In that time, I’ve learned that many questions remain unanswered, and some never will be. There is a significant degree of displacement in being a woman who was never a girl. There is a sense of loss and loneliness in discovering, again and again, that my heterosexual orientation is met with consternation and confusion (and sometimes much worse) when the time finally comes to explain my history to a man that I am dating. There is the emotional challenge of being a parent who has fathered two lovely children and who now feels like “Mom” but cannot claim that important title. There is the memory of the two jobs I lost simply because I am transgender, and the potential jobs that I was “disqualified” from when they Googled me (and my gender history) during my application process. There is the heavy moral weight I carry of the shared pain and intense suffering of the transgender women and men in developing countries with whom I work in my career as a human rights activist, educator, and international development practitioner. And there is the niggling irritation of being made “invisible” as society wrestles with “gay” rights, instead of “LGBTI” (lesbian, gay, bisexual, transgender, and intersex), when I and many like me are transgender but not gay.

Such challenges won’t find solutions within my lifetime, yet I know that I will learn how best to lay them down and let them be. In the interim, I do find energy and warmth in the sense of continuing wonder as I follow my spiritual leading, unpacking and exploring the insights and observations of a life in two genders. I am re-energized by my annual participation in BYM’s women’s retreat each January, and by worshiping each week with my dear Quaker community at Adelphi. I deeply value my friends and family, and I find new friends (and Friends) as I continue to pursue that lifelong quest of becoming myself.
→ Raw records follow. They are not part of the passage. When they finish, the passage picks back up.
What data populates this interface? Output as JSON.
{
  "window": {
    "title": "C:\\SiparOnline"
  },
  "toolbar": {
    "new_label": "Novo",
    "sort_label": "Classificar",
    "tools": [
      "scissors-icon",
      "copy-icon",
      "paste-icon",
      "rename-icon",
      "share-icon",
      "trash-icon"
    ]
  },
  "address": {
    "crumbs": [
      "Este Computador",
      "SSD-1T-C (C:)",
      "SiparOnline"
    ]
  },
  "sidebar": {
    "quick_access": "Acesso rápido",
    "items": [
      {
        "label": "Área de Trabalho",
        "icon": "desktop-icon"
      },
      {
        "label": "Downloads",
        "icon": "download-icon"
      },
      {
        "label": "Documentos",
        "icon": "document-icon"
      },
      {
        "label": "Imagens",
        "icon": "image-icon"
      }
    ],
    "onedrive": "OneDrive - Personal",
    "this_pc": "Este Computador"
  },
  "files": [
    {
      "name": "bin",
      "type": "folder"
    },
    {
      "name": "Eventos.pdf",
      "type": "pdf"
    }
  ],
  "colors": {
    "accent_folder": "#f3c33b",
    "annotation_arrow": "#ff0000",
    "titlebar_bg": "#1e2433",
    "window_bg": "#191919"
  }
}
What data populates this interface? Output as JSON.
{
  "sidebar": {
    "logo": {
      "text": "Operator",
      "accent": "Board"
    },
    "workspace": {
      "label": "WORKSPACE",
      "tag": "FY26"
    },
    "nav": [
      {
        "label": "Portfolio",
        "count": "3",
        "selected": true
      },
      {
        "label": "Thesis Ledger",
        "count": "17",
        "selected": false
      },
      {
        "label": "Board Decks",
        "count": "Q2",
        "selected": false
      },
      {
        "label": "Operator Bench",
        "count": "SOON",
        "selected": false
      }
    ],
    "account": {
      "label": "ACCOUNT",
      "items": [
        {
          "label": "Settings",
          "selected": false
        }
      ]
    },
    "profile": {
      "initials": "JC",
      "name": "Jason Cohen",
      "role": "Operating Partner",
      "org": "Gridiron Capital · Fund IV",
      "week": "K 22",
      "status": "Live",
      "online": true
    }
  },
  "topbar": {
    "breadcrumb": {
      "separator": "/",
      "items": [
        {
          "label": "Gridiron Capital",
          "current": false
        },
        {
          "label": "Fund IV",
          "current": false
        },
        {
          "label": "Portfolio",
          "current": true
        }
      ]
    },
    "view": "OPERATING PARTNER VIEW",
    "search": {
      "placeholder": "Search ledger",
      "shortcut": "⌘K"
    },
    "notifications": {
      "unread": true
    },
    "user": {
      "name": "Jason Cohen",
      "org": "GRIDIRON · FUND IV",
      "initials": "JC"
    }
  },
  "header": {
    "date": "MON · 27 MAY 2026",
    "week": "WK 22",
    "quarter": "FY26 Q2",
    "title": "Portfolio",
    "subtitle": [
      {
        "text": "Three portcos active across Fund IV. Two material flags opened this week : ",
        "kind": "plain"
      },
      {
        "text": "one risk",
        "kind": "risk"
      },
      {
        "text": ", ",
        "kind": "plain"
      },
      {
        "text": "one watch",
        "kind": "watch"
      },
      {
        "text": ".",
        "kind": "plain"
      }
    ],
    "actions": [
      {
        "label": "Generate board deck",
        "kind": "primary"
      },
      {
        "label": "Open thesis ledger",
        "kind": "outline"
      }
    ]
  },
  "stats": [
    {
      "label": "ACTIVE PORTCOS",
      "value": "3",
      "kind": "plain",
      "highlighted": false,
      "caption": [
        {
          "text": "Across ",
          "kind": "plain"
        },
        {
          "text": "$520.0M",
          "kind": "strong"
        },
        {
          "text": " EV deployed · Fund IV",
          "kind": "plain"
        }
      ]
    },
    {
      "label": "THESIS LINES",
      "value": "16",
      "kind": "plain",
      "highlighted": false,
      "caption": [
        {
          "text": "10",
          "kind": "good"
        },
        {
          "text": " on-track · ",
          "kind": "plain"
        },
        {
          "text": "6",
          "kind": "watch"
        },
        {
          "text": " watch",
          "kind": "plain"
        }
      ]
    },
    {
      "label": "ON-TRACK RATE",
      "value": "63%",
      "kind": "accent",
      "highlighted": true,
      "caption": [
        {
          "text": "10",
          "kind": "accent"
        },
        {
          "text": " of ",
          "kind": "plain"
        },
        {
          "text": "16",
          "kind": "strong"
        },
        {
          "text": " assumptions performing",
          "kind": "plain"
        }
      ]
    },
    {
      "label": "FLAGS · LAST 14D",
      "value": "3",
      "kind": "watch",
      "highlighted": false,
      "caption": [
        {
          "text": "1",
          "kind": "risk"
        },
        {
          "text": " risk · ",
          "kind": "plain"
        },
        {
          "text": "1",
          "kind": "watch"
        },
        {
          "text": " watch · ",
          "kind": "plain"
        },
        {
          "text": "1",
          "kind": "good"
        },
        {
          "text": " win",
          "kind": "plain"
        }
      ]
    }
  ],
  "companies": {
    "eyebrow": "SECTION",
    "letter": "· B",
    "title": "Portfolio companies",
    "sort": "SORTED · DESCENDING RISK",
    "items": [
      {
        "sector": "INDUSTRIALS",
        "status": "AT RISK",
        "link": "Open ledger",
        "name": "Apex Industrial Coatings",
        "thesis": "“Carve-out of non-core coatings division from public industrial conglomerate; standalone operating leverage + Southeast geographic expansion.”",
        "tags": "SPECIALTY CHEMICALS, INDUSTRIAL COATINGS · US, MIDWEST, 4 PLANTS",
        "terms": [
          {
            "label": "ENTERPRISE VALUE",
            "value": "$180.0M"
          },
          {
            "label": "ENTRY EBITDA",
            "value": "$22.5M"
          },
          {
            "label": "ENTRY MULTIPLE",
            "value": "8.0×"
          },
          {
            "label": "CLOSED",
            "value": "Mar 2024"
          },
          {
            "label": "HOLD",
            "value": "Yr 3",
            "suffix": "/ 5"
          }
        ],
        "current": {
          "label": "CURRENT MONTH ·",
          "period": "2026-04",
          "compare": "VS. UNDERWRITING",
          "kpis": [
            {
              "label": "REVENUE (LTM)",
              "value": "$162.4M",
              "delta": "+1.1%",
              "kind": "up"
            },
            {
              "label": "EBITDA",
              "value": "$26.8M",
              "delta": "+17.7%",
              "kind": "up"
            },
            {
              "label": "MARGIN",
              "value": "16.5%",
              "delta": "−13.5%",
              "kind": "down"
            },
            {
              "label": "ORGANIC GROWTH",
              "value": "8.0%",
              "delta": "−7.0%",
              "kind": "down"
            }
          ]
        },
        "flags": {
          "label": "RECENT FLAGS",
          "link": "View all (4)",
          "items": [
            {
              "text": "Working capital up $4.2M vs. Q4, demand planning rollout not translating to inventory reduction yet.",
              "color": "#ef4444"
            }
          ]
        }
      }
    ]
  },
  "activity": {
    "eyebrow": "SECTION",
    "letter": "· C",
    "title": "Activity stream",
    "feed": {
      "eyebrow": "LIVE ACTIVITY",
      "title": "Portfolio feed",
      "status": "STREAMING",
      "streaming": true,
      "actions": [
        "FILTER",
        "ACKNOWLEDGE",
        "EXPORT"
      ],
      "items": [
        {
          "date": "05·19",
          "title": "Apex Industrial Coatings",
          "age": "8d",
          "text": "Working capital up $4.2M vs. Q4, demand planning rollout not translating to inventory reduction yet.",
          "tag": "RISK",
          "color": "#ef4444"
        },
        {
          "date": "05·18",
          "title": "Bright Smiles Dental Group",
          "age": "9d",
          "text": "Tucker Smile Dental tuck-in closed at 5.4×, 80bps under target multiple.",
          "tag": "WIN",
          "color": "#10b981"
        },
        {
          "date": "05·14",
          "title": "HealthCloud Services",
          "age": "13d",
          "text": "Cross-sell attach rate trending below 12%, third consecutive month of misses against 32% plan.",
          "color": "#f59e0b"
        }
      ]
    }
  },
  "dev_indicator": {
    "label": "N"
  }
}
I therefore leave the question unanswered as to whether I hold a legitimate claim to being a “natural woman.” Perhaps it will be more than enough just to be myself, and to stop the silly attempts to label myself!

Chloe Schwenke

Chloe Schwenke is a Quaker at Adelphi (Md.) Meeting, a human rights activist, an international development practitioner, and an educator with over three decades of international experience, nearly half in developing countries. She is also the parent of two children. She currently teaches, and does consulting work internationally.